Introduction

dimanche 6 février 2011
par  Jean-Pascal SIMON

Pour proposer, si ce n’est quelque réponse du moins des principes de « bons usages » de ce terme (adjectif et nom) afin de ne pas l’utiliser dans tous les sens si bien qu’au fond il n’en n’a plus aucun ... je refuse d’accoler l’adjectif didactique à tout ce qui à trait à l’activité de l’enseignant (ou du formateur) face à des apprenants alors que l’on a l’adjectif « pédagogique » qui convient et que l’on a utilisé pendant des années. Le pédagogue est étymologiquement celui qui chemine avec l’élève sur le chemin du savoir .... Pour ce qui est de l’existence de didactiques « générale » et « spécifique », je pense qu’un débat visant prouver l’existence de l’une ou de l’autre (ou encore des deux) est vain et inutile. Le découpage des champs disciplinaires est rarement base sur des faits scientifiques mais le plus souvent résulte du contexte socio-historique. Il convient donc de développer (comme cela se fait depuis quelques années) des rencontres entre les didacticiens des différentes disciplines pour voir en quoi certains concepts sont transversaux et en quoi d’autres peuvent (ou doivent) être adaptés d’un champ disciplinaire à un autre.

Aujourd’hui, force est de constater qu’il y a au moins trois domaines où la didactique est convoquée : le monde de la recherche, celui de la formation universitaire, et celui de la formation professionnelle des enseignants.
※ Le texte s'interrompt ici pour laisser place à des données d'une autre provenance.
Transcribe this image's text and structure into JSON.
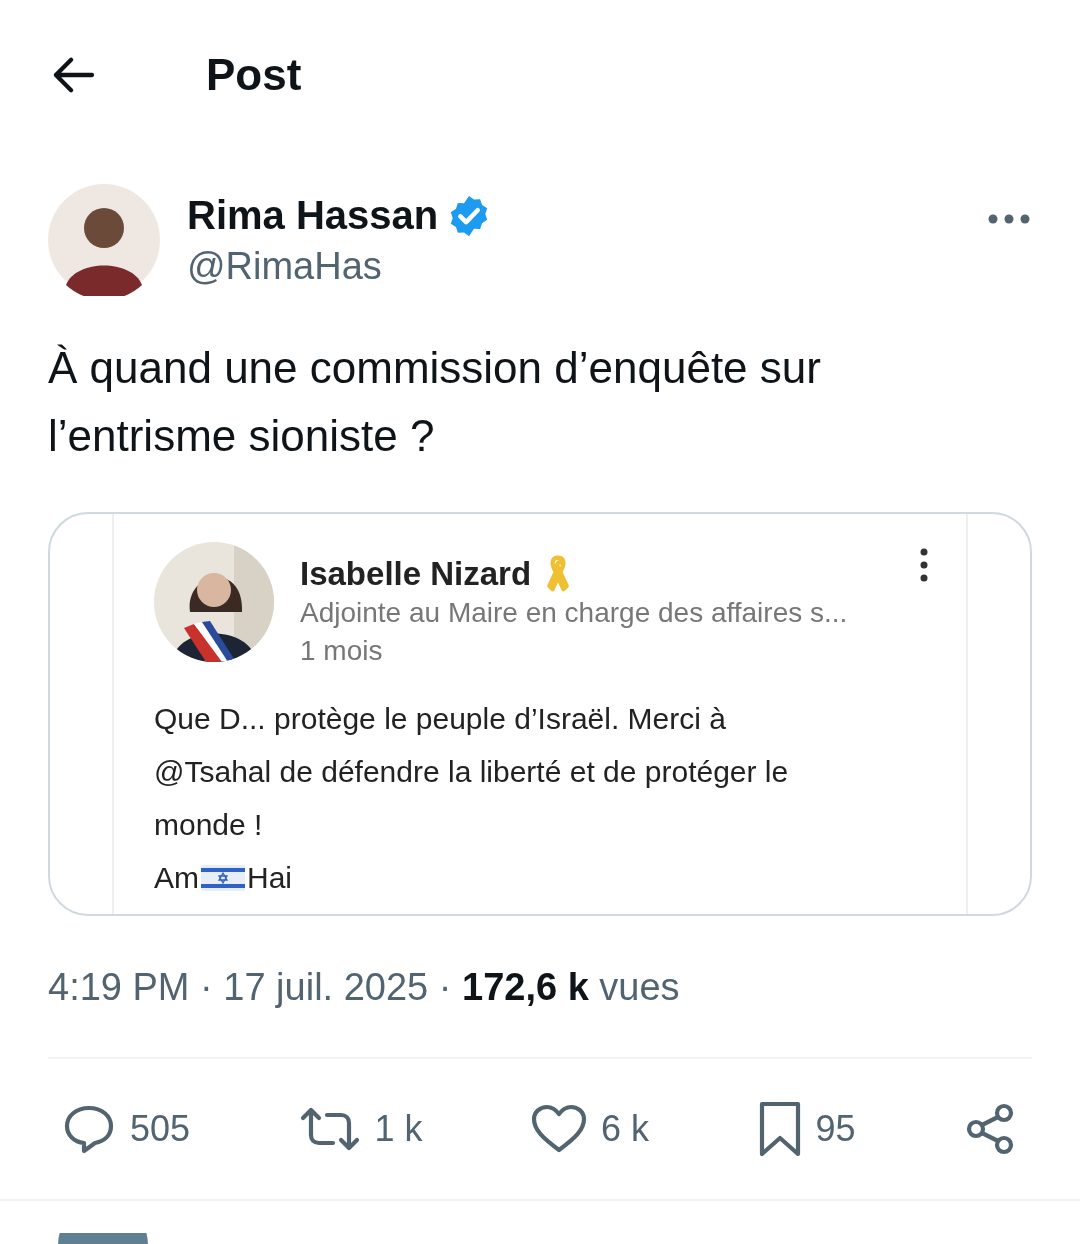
{
  "header": {
    "title": "Post"
  },
  "author": {
    "name": "Rima Hassan",
    "handle": "@RimaHas",
    "verified": true
  },
  "text": "À quand une commission d’enquête sur l’entrisme sioniste ?",
  "quote": {
    "name": "Isabelle Nizard",
    "subtitle": "Adjointe au Maire en charge des affaires s...",
    "time": "1 mois",
    "body": [
      "Que D... protège le peuple d’Israël. Merci à",
      "@Tsahal de défendre la liberté et de protéger le",
      "monde !"
    ],
    "last_line": {
      "before": "Am",
      "after": "Hai"
    }
  },
  "meta": "4:19 PM · 17 juil. 2025 · **172,6 k** vues",
  "actions": [
    {
      "kind": "reply",
      "count": "505"
    },
    {
      "kind": "repost",
      "count": "1 k"
    },
    {
      "kind": "like",
      "count": "6 k"
    },
    {
      "kind": "bookmark",
      "count": "95"
    },
    {
      "kind": "share"
    }
  ]
}
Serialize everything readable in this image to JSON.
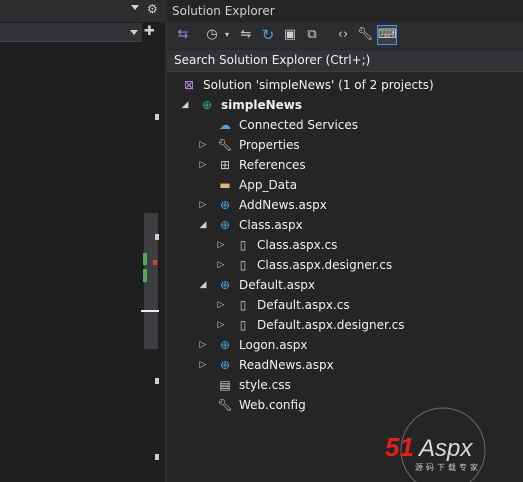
{
  "panel": {
    "title": "Solution Explorer",
    "search_placeholder": "Search Solution Explorer (Ctrl+;)"
  },
  "tree": [
    {
      "label": "Solution 'simpleNews' (1 of 2 projects)",
      "icon": "solution-icon",
      "level": 0,
      "expander": "none",
      "bold": false
    },
    {
      "label": "simpleNews",
      "icon": "web-project-icon",
      "level": 1,
      "expander": "expanded",
      "bold": true
    },
    {
      "label": "Connected Services",
      "icon": "connected-services-icon",
      "level": 2,
      "expander": "none",
      "bold": false
    },
    {
      "label": "Properties",
      "icon": "wrench-icon",
      "level": 2,
      "expander": "collapsed",
      "bold": false
    },
    {
      "label": "References",
      "icon": "references-icon",
      "level": 2,
      "expander": "collapsed",
      "bold": false
    },
    {
      "label": "App_Data",
      "icon": "folder-icon",
      "level": 2,
      "expander": "none",
      "bold": false
    },
    {
      "label": "AddNews.aspx",
      "icon": "web-file-icon",
      "level": 2,
      "expander": "collapsed",
      "bold": false
    },
    {
      "label": "Class.aspx",
      "icon": "web-file-icon",
      "level": 2,
      "expander": "expanded",
      "bold": false
    },
    {
      "label": "Class.aspx.cs",
      "icon": "cs-file-icon",
      "level": 3,
      "expander": "collapsed",
      "bold": false
    },
    {
      "label": "Class.aspx.designer.cs",
      "icon": "cs-file-icon",
      "level": 3,
      "expander": "collapsed",
      "bold": false
    },
    {
      "label": "Default.aspx",
      "icon": "web-file-icon",
      "level": 2,
      "expander": "expanded",
      "bold": false
    },
    {
      "label": "Default.aspx.cs",
      "icon": "cs-file-icon",
      "level": 3,
      "expander": "collapsed",
      "bold": false
    },
    {
      "label": "Default.aspx.designer.cs",
      "icon": "cs-file-icon",
      "level": 3,
      "expander": "collapsed",
      "bold": false
    },
    {
      "label": "Logon.aspx",
      "icon": "web-file-icon",
      "level": 2,
      "expander": "collapsed",
      "bold": false
    },
    {
      "label": "ReadNews.aspx",
      "icon": "web-file-icon",
      "level": 2,
      "expander": "collapsed",
      "bold": false
    },
    {
      "label": "style.css",
      "icon": "css-file-icon",
      "level": 2,
      "expander": "none",
      "bold": false
    },
    {
      "label": "Web.config",
      "icon": "config-file-icon",
      "level": 2,
      "expander": "none",
      "bold": false
    }
  ],
  "toolbar_icons": [
    "sync-with-document-icon",
    "history-icon",
    "dropdown-icon",
    "pending-changes-icon",
    "refresh-icon",
    "collapse-all-icon",
    "show-all-files-icon",
    "view-code-icon",
    "properties-icon",
    "preview-icon"
  ],
  "watermark": {
    "text": "51Aspx",
    "subtext": "源码下载专家"
  },
  "colors": {
    "background": "#252526",
    "text": "#f1f1f1",
    "accent": "#3399ff",
    "folder": "#dcb67a",
    "web": "#4aa3df"
  }
}
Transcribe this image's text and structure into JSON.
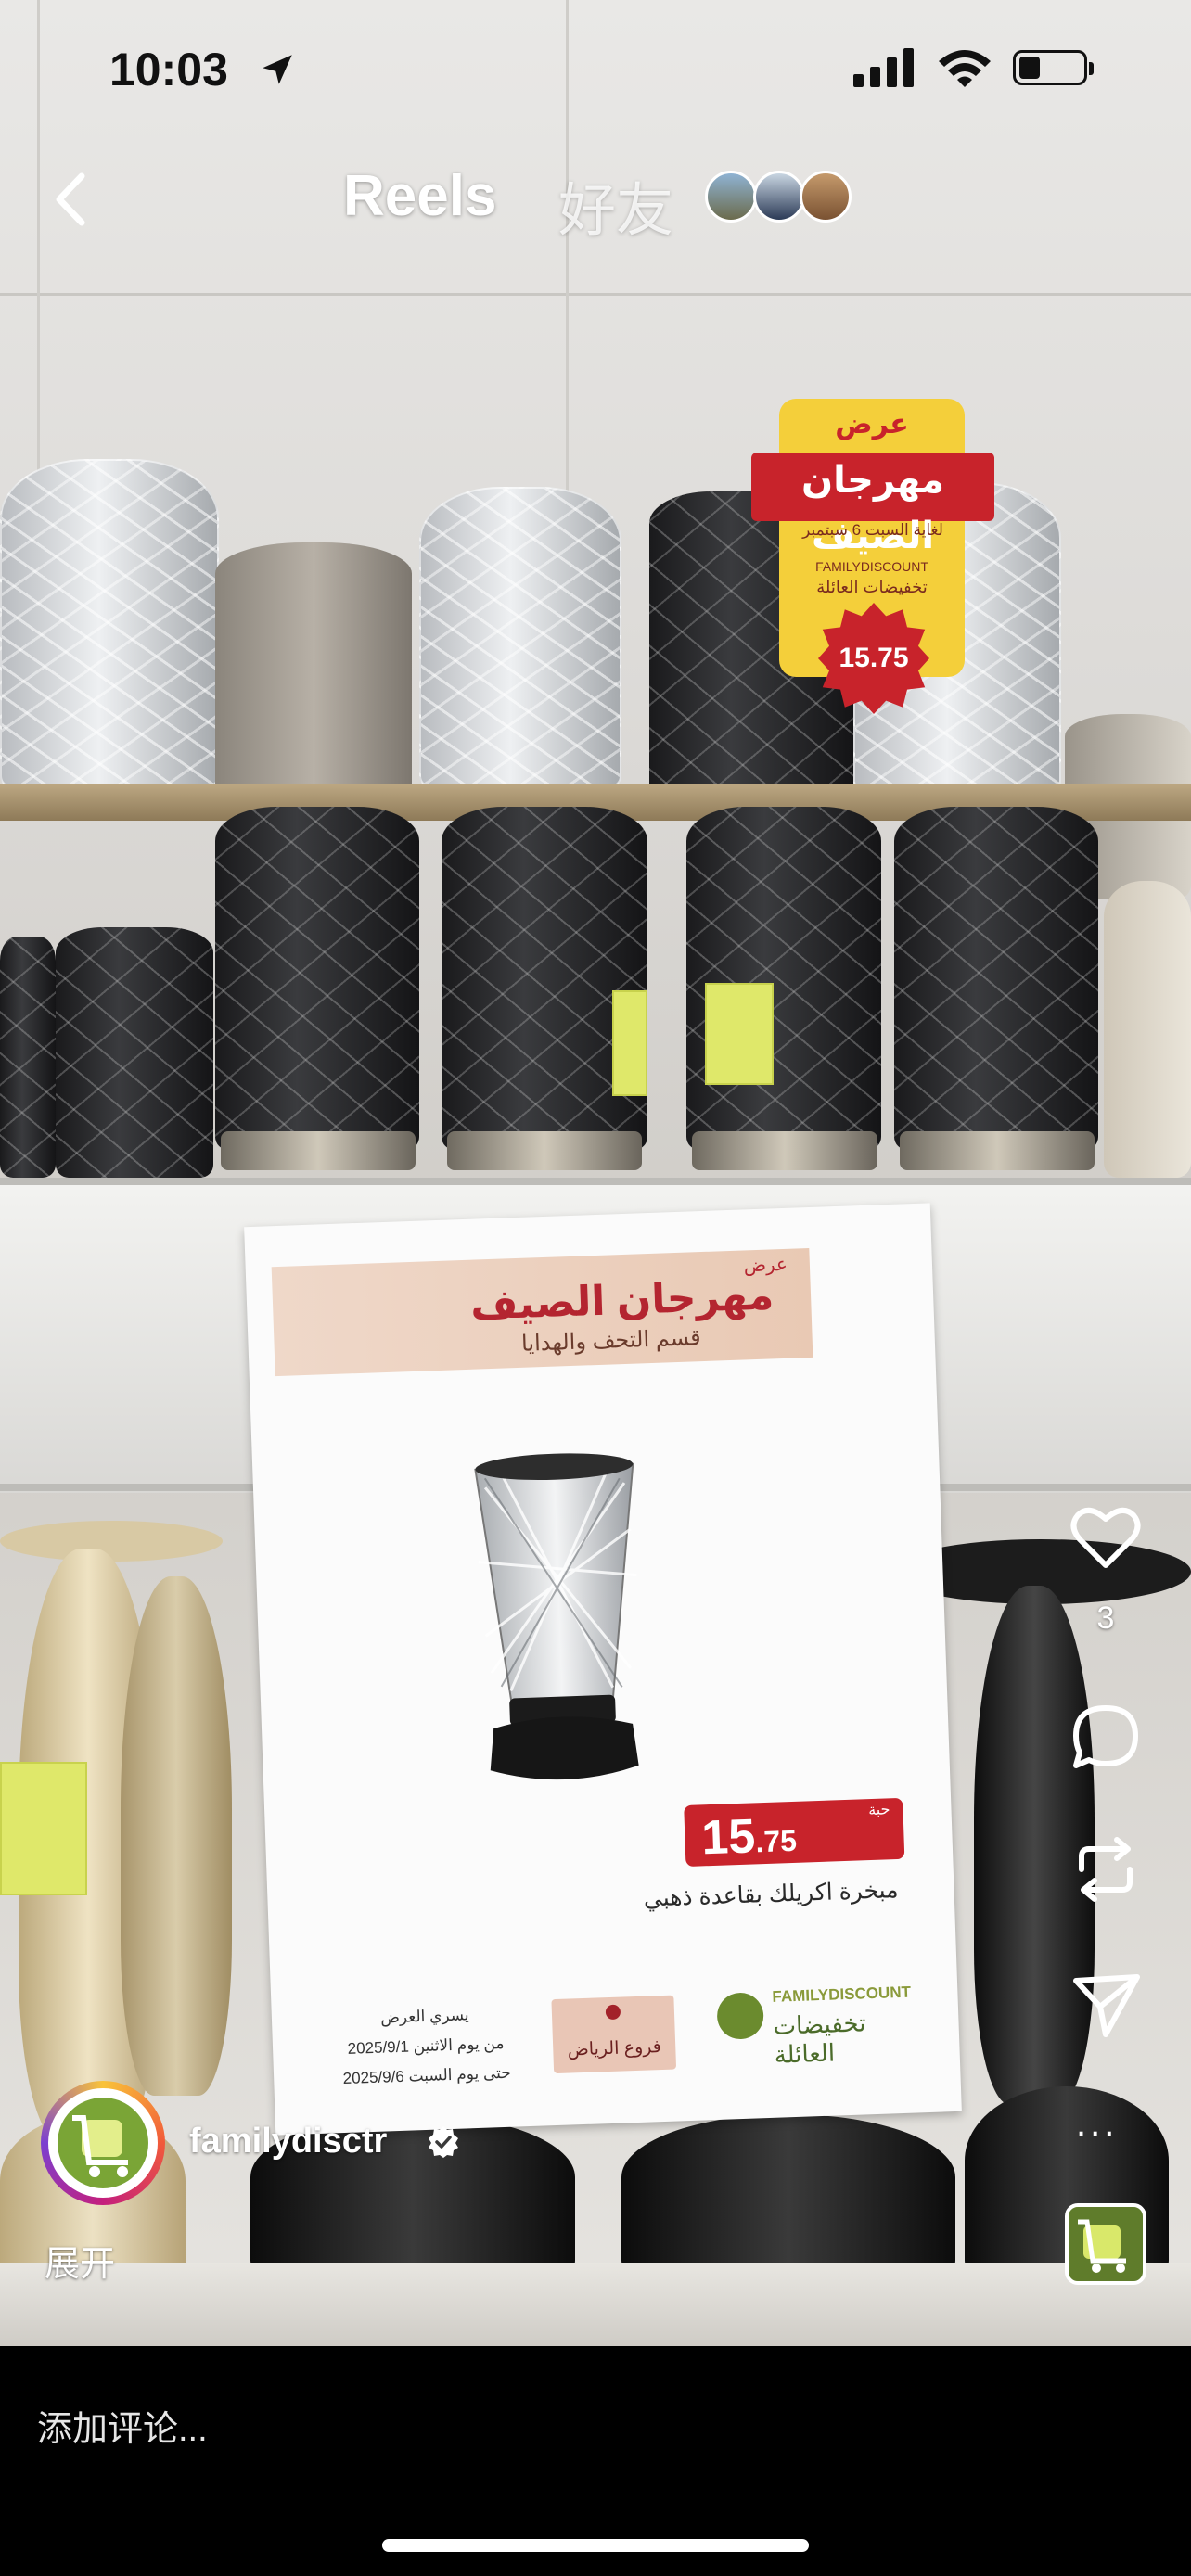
{
  "status_bar": {
    "time": "10:03"
  },
  "header": {
    "tab_reels": "Reels",
    "tab_friends": "好友"
  },
  "promo_badge": {
    "offer": "عرض",
    "title": "مهرجان الصيف",
    "until": "لغاية السبت 6 سبتمبر",
    "brand_en": "FAMILYDISCOUNT",
    "brand_ar": "تخفيضات العائلة",
    "price": "15.75"
  },
  "poster": {
    "offer": "عرض",
    "title": "مهرجان الصيف",
    "subtitle": "قسم التحف والهدايا",
    "price_unit": "حبة",
    "price_main": "15",
    "price_decimal": ".75",
    "product": "مبخرة اكريلك بقاعدة ذهبي",
    "brand_en": "FAMILYDISCOUNT",
    "brand_ar": "تخفيضات العائلة",
    "branch": "فروع الرياض",
    "validity_title": "يسري العرض",
    "date_from": "من يوم الاثنين 2025/9/1",
    "date_to": "حتى يوم السبت 2025/9/6"
  },
  "rail": {
    "like_count": "3",
    "more": "..."
  },
  "author": {
    "username": "familydisctr",
    "expand": "展开"
  },
  "comment": {
    "placeholder": "添加评论..."
  },
  "icons": [
    "back-chevron-icon",
    "heart-icon",
    "comment-icon",
    "repost-icon",
    "send-icon",
    "more-icon",
    "verified-icon",
    "location-arrow-icon",
    "signal-icon",
    "wifi-icon",
    "battery-icon"
  ],
  "colors": {
    "promo_red": "#c8232b",
    "promo_yellow": "#f4cf3a",
    "brand_green": "#6b8b2e"
  }
}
On peut donc convenir que la didactique du français existe au moins sous trois formes : la recherche, l’enseignement (les savoirs construits par cette recherche peuvent être des objets d’enseignement), et la formation professionnelle si l’on estime que les démarches de recherche (corpus travaillés, méthodes d’observation et d’analyse) peuvent être des outil pour la formation des enseignants. Dans chacun de ces domaines, la pertinence des choix sera fonction du but visé : 

- en recherche produire des savoirs mais aussi des démarches et des savoir-faire nouveaux pour les classe car la recherche doit avoir des retombées sociales, surtout dans ce domaine ...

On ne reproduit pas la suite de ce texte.